Dana smiled, and touched one of the studs along her wrist – the one that Athos had pressed upon her for this meeting. It was an expensive piece, a flat bead of platinum with a red fleur-de-lis stamped on it.
At the swipe of Dana’s fingertip, the words of the contract sprang up, glowing in the air between them:
It is by my orders and for the good of Crown and Solar System that the bearer of this stud has done what they have done.
Cardinal Richelieu, timestamp 987398Red, identity sealed.
The Cardinal stared at the words, and then at Dana. “Do you want a promotion, Captain-lieutenant D’Artagnan?”
Dana blinked rapidly, taking in the change of tone. “No thank you, your Eminence. I’m still quite new. You know how it is. Learning the ropes. No promotions warranted.”
There was a muffled snort from the direction of Ro. Dana kept her gaze fixed firmly forwards.
“As you were then, D’Artagnan,” Cardinal Richelieu said, opening her clamshell again, and making it clear that the Musketeer was dismissed. “We’ll rattle along as we are for a while longer.”

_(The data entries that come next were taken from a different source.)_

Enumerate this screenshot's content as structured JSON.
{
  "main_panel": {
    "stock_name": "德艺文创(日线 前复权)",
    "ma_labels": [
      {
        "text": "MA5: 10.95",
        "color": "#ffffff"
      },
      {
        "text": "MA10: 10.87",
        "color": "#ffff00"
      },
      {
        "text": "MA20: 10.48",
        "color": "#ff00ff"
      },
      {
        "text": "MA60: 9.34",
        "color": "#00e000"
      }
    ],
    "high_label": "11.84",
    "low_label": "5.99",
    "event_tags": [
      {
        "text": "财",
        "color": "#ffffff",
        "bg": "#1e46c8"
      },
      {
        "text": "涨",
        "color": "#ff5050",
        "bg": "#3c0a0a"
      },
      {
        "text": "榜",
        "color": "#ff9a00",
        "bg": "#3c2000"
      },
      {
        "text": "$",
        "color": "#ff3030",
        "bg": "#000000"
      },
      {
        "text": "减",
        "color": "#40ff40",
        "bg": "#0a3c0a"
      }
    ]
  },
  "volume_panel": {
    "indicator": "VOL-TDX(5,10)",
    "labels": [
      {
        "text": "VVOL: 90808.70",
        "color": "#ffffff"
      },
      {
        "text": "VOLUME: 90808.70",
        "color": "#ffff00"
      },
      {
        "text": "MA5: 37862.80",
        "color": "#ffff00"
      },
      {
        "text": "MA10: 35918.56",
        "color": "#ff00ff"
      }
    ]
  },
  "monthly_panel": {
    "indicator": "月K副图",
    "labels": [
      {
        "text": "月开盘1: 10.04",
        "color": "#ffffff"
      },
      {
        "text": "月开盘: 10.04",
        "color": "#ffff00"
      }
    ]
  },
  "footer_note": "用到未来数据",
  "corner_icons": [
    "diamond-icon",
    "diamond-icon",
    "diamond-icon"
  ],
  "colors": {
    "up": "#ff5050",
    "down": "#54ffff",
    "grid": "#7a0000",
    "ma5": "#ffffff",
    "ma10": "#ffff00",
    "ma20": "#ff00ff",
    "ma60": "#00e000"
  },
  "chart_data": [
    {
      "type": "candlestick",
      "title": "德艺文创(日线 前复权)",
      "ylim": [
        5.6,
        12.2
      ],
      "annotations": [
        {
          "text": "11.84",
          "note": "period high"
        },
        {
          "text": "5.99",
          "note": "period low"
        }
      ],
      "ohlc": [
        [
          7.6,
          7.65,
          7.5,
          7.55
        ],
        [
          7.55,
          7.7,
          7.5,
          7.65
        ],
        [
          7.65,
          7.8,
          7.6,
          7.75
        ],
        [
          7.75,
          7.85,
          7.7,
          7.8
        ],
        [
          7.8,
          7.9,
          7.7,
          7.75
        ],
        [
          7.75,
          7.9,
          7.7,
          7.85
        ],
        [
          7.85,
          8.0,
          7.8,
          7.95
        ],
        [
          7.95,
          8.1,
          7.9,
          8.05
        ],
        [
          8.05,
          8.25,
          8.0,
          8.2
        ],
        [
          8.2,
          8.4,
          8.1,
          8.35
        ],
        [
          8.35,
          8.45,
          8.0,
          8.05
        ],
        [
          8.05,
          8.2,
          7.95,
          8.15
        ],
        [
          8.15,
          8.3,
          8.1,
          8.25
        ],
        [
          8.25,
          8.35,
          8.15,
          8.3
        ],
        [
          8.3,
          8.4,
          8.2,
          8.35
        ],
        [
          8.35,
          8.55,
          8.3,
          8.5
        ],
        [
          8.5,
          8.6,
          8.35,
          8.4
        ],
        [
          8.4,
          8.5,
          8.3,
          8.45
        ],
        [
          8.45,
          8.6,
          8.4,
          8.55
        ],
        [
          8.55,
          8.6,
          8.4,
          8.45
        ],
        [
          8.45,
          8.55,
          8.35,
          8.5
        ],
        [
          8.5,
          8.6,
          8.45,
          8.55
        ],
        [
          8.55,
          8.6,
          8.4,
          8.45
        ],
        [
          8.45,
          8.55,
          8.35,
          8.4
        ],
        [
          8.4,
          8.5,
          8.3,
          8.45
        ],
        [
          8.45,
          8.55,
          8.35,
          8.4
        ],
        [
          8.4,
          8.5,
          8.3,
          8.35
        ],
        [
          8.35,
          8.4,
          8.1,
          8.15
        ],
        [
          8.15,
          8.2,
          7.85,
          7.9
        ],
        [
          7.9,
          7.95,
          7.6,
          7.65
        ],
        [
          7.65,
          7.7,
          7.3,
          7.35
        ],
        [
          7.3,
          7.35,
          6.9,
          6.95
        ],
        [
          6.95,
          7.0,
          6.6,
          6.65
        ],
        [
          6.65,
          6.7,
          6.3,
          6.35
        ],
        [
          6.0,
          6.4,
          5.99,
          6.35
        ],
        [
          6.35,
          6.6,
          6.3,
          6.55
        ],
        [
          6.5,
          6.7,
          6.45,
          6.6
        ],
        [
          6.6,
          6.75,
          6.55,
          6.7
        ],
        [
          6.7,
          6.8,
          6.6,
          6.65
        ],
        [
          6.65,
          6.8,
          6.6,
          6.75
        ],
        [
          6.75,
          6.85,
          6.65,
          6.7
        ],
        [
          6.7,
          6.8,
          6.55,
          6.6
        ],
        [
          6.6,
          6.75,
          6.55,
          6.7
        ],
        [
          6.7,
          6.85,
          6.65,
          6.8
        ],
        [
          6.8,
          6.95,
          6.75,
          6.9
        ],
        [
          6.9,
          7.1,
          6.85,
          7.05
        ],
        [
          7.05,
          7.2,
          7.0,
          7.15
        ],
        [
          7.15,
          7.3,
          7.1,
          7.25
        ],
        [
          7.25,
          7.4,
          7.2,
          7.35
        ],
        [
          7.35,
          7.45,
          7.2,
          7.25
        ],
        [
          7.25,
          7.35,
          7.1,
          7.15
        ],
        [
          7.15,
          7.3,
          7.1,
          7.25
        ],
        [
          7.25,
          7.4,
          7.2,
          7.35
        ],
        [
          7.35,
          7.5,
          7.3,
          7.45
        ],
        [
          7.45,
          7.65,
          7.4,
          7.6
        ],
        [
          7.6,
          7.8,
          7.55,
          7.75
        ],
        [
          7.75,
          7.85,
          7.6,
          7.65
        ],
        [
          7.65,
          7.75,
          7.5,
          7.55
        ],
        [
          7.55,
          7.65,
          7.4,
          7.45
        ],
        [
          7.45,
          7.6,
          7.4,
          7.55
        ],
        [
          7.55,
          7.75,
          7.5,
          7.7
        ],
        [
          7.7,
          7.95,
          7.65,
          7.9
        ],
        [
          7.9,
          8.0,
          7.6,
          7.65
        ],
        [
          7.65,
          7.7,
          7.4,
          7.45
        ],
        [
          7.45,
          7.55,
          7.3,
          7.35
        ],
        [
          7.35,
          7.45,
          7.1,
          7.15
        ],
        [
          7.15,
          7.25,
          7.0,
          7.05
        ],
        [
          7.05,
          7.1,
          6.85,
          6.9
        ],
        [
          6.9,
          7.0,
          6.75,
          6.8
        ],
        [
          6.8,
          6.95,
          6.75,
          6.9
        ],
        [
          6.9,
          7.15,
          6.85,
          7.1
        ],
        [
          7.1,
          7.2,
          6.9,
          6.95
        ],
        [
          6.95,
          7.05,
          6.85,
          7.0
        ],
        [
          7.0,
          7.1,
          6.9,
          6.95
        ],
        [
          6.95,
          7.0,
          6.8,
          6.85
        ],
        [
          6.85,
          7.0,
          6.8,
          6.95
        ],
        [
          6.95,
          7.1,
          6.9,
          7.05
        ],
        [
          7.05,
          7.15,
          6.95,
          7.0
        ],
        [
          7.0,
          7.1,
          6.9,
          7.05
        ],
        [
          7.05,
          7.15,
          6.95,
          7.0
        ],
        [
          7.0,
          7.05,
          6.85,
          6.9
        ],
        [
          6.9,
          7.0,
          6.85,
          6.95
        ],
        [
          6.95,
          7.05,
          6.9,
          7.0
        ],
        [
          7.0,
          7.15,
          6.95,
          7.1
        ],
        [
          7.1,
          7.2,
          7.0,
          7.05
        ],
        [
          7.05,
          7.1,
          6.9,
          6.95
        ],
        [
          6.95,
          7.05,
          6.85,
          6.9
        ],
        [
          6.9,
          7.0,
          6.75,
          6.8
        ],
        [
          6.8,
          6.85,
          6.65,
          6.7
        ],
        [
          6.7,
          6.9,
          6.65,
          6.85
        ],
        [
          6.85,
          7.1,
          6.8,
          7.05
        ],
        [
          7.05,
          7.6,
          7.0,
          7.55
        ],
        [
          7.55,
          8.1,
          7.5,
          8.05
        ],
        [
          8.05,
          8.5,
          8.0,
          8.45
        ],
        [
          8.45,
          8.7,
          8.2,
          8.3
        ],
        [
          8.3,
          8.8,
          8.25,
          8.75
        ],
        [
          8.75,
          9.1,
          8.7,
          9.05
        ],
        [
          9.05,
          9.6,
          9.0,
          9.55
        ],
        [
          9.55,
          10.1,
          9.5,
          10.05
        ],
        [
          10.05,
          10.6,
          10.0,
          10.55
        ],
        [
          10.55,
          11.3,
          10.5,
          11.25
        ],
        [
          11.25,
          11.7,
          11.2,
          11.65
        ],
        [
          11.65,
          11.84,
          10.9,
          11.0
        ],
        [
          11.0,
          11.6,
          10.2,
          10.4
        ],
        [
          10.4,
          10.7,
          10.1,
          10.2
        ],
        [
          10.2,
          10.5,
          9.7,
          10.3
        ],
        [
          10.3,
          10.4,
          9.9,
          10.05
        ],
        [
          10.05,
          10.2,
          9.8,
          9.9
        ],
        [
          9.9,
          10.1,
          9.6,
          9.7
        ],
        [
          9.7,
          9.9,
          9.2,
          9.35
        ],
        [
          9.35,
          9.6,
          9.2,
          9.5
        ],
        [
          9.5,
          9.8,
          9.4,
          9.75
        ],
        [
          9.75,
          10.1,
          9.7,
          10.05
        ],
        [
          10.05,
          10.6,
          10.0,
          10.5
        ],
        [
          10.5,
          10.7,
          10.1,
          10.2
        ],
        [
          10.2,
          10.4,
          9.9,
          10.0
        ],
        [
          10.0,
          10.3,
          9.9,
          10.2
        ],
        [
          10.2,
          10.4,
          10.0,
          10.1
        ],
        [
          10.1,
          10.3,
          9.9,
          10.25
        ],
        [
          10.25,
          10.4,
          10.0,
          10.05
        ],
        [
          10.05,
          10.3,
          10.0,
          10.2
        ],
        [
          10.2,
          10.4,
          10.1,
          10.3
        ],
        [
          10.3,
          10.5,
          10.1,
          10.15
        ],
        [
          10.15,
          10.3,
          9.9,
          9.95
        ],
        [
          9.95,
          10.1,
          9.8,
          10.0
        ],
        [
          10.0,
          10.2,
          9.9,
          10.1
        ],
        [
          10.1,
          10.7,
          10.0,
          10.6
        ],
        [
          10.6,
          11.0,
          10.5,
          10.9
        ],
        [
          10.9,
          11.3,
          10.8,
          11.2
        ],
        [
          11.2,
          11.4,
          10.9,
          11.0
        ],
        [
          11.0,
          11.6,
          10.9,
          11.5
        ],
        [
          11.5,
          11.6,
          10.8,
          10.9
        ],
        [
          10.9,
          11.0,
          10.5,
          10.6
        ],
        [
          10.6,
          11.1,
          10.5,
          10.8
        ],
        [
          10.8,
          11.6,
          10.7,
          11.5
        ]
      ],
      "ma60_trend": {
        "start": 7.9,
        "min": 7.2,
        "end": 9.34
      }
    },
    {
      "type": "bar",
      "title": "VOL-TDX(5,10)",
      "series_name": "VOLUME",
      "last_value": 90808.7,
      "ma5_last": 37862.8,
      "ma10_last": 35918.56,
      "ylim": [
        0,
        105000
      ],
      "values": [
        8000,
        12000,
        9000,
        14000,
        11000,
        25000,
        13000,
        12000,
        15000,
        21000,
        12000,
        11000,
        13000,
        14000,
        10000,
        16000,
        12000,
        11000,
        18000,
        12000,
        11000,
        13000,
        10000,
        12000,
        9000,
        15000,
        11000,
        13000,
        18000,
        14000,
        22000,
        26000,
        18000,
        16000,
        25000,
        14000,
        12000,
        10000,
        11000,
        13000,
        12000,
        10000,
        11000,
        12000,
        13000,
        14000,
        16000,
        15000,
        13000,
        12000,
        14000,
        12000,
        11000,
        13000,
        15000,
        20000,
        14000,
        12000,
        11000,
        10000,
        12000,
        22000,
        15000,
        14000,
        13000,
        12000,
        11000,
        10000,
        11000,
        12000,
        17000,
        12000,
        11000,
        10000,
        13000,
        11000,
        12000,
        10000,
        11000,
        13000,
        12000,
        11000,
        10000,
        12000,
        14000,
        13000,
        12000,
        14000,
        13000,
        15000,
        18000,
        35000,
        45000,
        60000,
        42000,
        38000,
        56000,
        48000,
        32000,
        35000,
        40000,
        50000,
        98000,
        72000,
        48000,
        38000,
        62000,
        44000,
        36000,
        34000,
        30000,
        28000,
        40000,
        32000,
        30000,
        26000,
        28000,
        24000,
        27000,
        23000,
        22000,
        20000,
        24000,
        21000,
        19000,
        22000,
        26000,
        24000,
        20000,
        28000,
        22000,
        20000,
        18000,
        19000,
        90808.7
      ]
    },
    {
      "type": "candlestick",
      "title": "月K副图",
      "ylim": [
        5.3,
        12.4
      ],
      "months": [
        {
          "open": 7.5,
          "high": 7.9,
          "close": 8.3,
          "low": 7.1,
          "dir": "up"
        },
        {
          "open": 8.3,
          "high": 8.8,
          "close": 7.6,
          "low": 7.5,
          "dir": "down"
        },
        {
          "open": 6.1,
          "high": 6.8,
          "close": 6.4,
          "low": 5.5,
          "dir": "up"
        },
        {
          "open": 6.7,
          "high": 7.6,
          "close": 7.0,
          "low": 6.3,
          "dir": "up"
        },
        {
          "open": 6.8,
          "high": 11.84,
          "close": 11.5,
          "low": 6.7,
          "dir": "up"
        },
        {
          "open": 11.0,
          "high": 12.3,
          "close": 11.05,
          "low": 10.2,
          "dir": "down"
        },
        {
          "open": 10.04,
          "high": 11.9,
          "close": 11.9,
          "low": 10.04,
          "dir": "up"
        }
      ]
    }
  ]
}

“Sounds like a plan,” said Dana. She felt Ro tug at her sleeve, and rose to her feet. “See you back in Paris.”
“I’m sure our paths will cross from time to time,” said the Cardinal sardonically.
Ro propelled Dana out of the office, and the door spiralled shut behind them.
“Just so you know,” said Ro in a steady voice as they walked down the corridor. “That was insanely hot.”
“Thanks,” said Dana automatically, still more concerned with putting one foot in front of the other without falling over. “Wait, what?”